Part 4 of 6 - How to Begin and Lead an Enterprise-wide Lean Transformation: Your Management System
October 30th, 2006 - by Mark EdmondsonBelow is an excerpt from an actual email (with names and company specifics removed) in reply to an inquiry by the president of a Fortune 500 company. She was newly appointed as the executive sponsor for her division’s “Lean Enterprise Transformation”, and asked us: “What’s critical for the success of our transformation?”
4. Look at your own management system. Just as your product value streams require brilliant processes to deliver value, your management team also requires a brilliant management process to lead effectively. Have a well defined performance management system in place so you can effectively lead and track your transformation. Here’s some questions to ask yourself about your management process:
a. Quick, where does your team stand with your three most important business objectives?
b. Does every individual on your team know what’s required of them today, this week, this month, this quarter and this year to achieve these objectives?
c. Do you have a process that links and tracks individual activities to your objectives to ensure your team will succeed?
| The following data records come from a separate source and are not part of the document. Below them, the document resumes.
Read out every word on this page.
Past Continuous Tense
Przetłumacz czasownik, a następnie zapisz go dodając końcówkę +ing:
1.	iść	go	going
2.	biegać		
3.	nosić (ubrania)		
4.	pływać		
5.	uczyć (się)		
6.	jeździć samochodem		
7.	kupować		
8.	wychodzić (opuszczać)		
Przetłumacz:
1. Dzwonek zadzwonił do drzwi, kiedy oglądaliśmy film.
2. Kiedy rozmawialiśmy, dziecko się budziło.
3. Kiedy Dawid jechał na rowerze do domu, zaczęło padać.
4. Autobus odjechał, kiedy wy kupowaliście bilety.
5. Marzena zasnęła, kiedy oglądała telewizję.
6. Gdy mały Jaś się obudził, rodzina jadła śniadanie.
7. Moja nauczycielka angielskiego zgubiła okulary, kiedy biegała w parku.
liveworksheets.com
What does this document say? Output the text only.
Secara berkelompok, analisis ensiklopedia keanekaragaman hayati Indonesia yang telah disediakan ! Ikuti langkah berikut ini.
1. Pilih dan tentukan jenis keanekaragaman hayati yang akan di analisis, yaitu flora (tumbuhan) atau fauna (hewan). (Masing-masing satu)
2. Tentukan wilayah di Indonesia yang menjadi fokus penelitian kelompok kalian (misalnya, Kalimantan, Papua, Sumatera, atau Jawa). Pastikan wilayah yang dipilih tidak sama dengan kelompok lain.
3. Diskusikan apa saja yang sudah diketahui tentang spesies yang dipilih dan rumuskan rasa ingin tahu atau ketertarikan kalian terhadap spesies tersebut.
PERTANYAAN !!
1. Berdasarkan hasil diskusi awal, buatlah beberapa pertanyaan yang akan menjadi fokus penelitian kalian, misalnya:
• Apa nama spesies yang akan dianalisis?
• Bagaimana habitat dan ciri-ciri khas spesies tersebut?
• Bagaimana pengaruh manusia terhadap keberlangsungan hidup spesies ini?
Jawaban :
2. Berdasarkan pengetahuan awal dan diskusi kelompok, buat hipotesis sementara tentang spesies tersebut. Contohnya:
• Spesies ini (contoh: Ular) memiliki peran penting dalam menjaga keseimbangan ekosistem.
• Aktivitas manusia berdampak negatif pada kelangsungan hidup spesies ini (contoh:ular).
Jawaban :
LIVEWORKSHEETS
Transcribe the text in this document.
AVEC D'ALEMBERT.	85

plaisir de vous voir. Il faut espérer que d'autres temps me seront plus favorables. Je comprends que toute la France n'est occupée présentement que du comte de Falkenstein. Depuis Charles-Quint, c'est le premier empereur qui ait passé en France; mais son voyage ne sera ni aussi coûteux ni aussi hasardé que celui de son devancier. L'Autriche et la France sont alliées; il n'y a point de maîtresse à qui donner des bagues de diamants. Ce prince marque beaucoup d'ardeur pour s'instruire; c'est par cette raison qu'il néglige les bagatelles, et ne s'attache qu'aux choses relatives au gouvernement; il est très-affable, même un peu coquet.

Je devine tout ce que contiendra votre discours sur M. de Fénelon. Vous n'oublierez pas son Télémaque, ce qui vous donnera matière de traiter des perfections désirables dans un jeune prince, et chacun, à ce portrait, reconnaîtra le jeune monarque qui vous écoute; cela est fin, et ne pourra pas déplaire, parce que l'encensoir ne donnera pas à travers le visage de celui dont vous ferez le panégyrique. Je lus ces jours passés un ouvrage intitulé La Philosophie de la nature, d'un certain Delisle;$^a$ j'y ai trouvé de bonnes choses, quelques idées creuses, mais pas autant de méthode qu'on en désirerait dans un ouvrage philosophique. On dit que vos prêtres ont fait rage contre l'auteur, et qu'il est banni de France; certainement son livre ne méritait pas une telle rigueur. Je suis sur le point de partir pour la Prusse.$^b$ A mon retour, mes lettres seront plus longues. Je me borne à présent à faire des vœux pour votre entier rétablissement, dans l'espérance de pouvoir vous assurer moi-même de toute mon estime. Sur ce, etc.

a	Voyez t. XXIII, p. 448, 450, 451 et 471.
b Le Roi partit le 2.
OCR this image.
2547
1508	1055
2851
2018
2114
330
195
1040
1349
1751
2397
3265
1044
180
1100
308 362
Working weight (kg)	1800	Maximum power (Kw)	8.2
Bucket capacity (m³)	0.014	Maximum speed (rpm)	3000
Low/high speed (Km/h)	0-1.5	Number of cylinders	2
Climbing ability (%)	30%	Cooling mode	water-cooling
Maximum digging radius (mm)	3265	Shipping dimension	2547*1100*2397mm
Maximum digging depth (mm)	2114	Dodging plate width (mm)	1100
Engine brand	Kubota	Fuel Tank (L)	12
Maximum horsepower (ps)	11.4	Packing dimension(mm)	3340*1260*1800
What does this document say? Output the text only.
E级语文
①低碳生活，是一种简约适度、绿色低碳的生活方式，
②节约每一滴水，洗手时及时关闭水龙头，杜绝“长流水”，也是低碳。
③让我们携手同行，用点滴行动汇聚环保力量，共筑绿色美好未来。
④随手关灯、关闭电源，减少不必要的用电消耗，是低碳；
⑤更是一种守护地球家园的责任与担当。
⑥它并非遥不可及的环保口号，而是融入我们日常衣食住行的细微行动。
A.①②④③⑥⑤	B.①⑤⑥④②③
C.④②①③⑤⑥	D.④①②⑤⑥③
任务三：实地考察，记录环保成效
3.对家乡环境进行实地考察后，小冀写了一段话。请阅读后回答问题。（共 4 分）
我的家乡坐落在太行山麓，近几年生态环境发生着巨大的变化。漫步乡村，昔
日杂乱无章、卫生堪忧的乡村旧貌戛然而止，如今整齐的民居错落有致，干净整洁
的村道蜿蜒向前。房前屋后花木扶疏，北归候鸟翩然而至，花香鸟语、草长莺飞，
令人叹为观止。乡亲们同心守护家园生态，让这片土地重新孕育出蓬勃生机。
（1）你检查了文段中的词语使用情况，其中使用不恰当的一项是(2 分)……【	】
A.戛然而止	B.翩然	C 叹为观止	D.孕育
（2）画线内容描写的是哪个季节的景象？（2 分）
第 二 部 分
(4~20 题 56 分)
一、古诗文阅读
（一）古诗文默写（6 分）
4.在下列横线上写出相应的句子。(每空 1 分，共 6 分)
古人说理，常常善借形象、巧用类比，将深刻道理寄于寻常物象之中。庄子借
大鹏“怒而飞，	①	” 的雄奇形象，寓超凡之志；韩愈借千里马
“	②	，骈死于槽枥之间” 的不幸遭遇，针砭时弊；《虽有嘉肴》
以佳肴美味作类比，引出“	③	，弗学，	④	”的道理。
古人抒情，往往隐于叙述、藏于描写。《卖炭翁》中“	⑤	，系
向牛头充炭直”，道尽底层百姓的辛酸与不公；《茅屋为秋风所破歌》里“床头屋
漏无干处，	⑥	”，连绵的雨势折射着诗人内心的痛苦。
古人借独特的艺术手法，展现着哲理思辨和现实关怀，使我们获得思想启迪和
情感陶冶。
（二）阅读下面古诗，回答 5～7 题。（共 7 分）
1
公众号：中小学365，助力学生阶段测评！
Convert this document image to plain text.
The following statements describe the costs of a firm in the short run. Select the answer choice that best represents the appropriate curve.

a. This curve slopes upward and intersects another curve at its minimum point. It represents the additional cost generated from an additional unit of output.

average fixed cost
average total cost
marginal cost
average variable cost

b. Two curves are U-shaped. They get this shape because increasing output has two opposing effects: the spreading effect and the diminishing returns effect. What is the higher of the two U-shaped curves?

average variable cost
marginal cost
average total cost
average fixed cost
d. Does your team know on a continuous basis if they are ahead, behind or on schedule?
You don’t need a complex and expensive software solution. A simple A3 based performance management process is a quick yet effective way to get started.
Insight, opinion and commentary for the leaders of Lean Enterprise Transformation from some of the world's leading experts.







November 1st, 2006 at 9:50 am
We use these and they are very effective. At the business and next level (operations, engineering, commercial) are done monthly which in turn are fed weekly from the line managers. In parallel the Strategy deployment, which monitors YTD performance of CSF’s/KPI’s and main actions are also A3’d and reported monthly. Also each line management A3 has a summary table from the associated and relevant strategy deployment projects. The line management A3s are posted for the workforce to see.
I would recommend that you ignore any commercial software and just get one of your employees (who is good with excel) to set up a series of these A3’s, the real benefit comes from your regular weekly meetings with the line managers and then start root causing and bottoming issues, just start with one per week. As confidence grows you can then start to drop the time between these meetings, a good way to help drive Lean.